Ambasador Polski Leszek Szerepka wrócił w środę na Białoruś po prawie dwóch miesiącach nieobecności. Ambasador przekroczył granicę i jedzie w kierunku Mińska - potwierdził szef MSZ Radosław Sikorski. W południe w stolicy Białorusi pojawił się już też ambasador Szwecji. Przedstawicielstwa krajów UE na Białorusi nie miały oficjalnych szefów od 28 lutego, gdy ci - w geście solidarności z polskim ambasadorem, de facto wyrzuconym przez Mińsk - opuścili granice Białorusi.
Jeśli ustały powody zgrzytu dyplomatycznego w relacjach UE z Białorusią to mogą też przestać funkcjonować jego skutki. (...) Wydaje mi się, że możemy mieć satysfakcję z solidarności europejskiej w tej sprawie, która jest skuteczna. Radosław Sikorski
- Jeśli ustały powody zgrzytu dyplomatycznego w relacjach UE z Białorusią, to mogą też przestać funkcjonować jego skutki - powiedział Radosław Sikorski. - Wydaje mi się, że możemy mieć satysfakcję z solidarności europejskiej w tej sprawie, która jest skuteczna - dodał.
Sikorski podkreślił przy tym, że ważniejszy "niż komfort czy miejsce przebywania ambasadorów" jest jednak stan relacji między Białorusią i Unią, a on zależy od tego, jak Białoruś traktuje swoich obywateli.
Minister wskazał w tym miejscu na "niezmienną zachętę, by zwalniać więźniów politycznych", co umożliwi dialog z UE, a także oczekiwanie Brukseli, że Mińsk przeprowadzi wybory parlamentarne spełniające standardy międzynarodowe.
Szwed już w stolicy
Trwająca siedem tygodni nieobecność zachodnich dyplomatów na Białorusi była efektem decyzji Łukaszenki, który zastosował "odwet" za wprowadzenie kolejnych sankcji przez Wspólnotę.
Szerepka ostatni raz był na Białorusi 28 lutego.
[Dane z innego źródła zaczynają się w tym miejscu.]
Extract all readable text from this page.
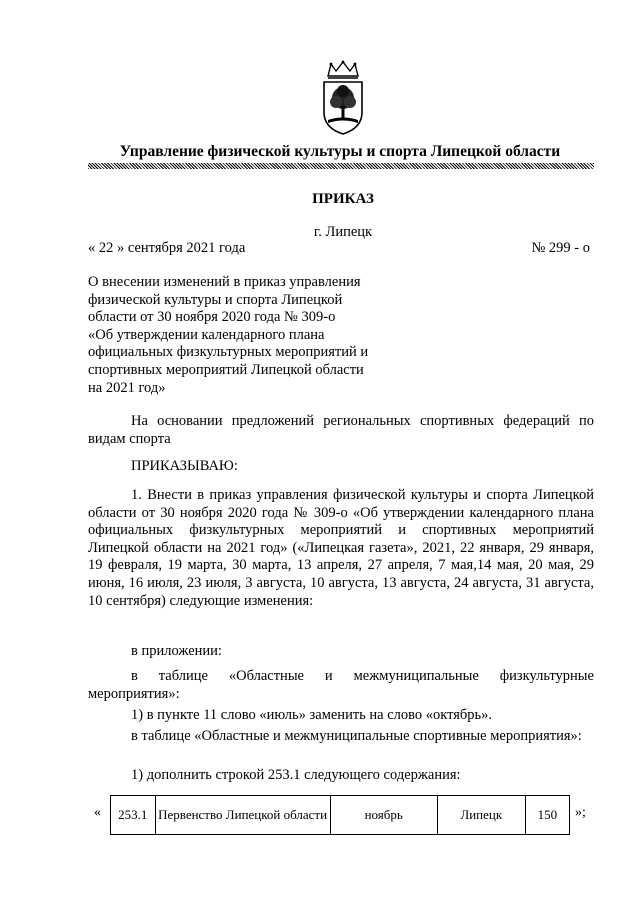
Управление физической культуры и спорта Липецкой области
ПРИКАЗ
г. Липецк
« 22 » сентября 2021 года	№ 299 - о
О внесении изменений в приказ управления
физической культуры и спорта Липецкой
области от 30 ноября 2020 года № 309-о
«Об утверждении календарного плана
официальных физкультурных мероприятий и
спортивных мероприятий Липецкой области
на 2021 год»
На основании предложений региональных спортивных федераций по видам спорта
ПРИКАЗЫВАЮ:
1. Внести в приказ управления физической культуры и спорта Липецкой области от 30 ноября 2020 года № 309-о «Об утверждении календарного плана официальных физкультурных мероприятий и спортивных мероприятий Липецкой области на 2021 год» («Липецкая газета», 2021, 22 января, 29 января, 19 февраля, 19 марта, 30 марта, 13 апреля, 27 апреля, 7 мая,14 мая, 20 мая, 29 июня, 16 июля, 23 июля, 3 августа, 10 августа, 13 августа, 24 августа, 31 августа, 10 сентября) следующие изменения:
в приложении:
в таблице «Областные и межмуниципальные физкультурные мероприятия»:
1) в пункте 11 слово «июль» заменить на слово «октябрь».
в таблице «Областные и межмуниципальные спортивные мероприятия»:
1) дополнить строкой 253.1 следующего содержания:
« 253.1	Первенство Липецкой области	ноябрь	Липецк	150 »;
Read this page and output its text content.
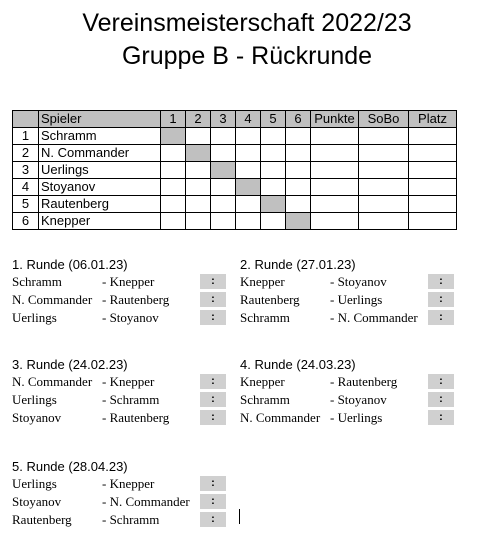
Vereinsmeisterschaft 2022/23
Gruppe B - Rückrunde
	Spieler	1	2	3	4	5	6	Punkte	SoBo	Platz
1	Schramm									
2	N. Commander									
3	Uerlings									
4	Stoyanov									
5	Rautenberg									
6	Knepper									
1. Runde (06.01.23)
Schramm	- Knepper	:
N. Commander - Rautenberg	:
Uerlings	- Stoyanov	:
2. Runde (27.01.23)
Knepper	- Stoyanov	:
Rautenberg - Uerlings	:
Schramm	- N. Commander	:
3. Runde (24.02.23)
N. Commander - Knepper	:
Uerlings	- Schramm	:
Stoyanov	- Rautenberg	:
4. Runde (24.03.23)
Knepper	- Rautenberg	:
Schramm	- Stoyanov	:
N. Commander - Uerlings	:
5. Runde (28.04.23)
Uerlings	- Knepper	:
Stoyanov	- N. Commander	:
Rautenberg - Schramm	:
To wtedy, kilka dni po zaostrzeniu przez Unię Europejską sankcji wobec kilkudziesięciu przedstawicieli władz reżimu Aleksandra Łukaszenki, został poproszony wraz z ambasadorem Wspólnoty w Mińsku (Mairą Morą) o "udanie się na konsultacje" do Warszawy i Brukseli.
Kilka godzin później, w geście solidarności, wszystkie pozostałe kraje UE zdecydowały o wezwaniu swoich dyplomatów do stolic, stwierdzając, że "Białoruś nie podzieli Unii".
W środę w Mińsku około południa pojawił się jako pierwszy ambasador Szwecji Stefan Eriksson, o czym poinformował rzecznik ambasady Aleś Łukawienkau.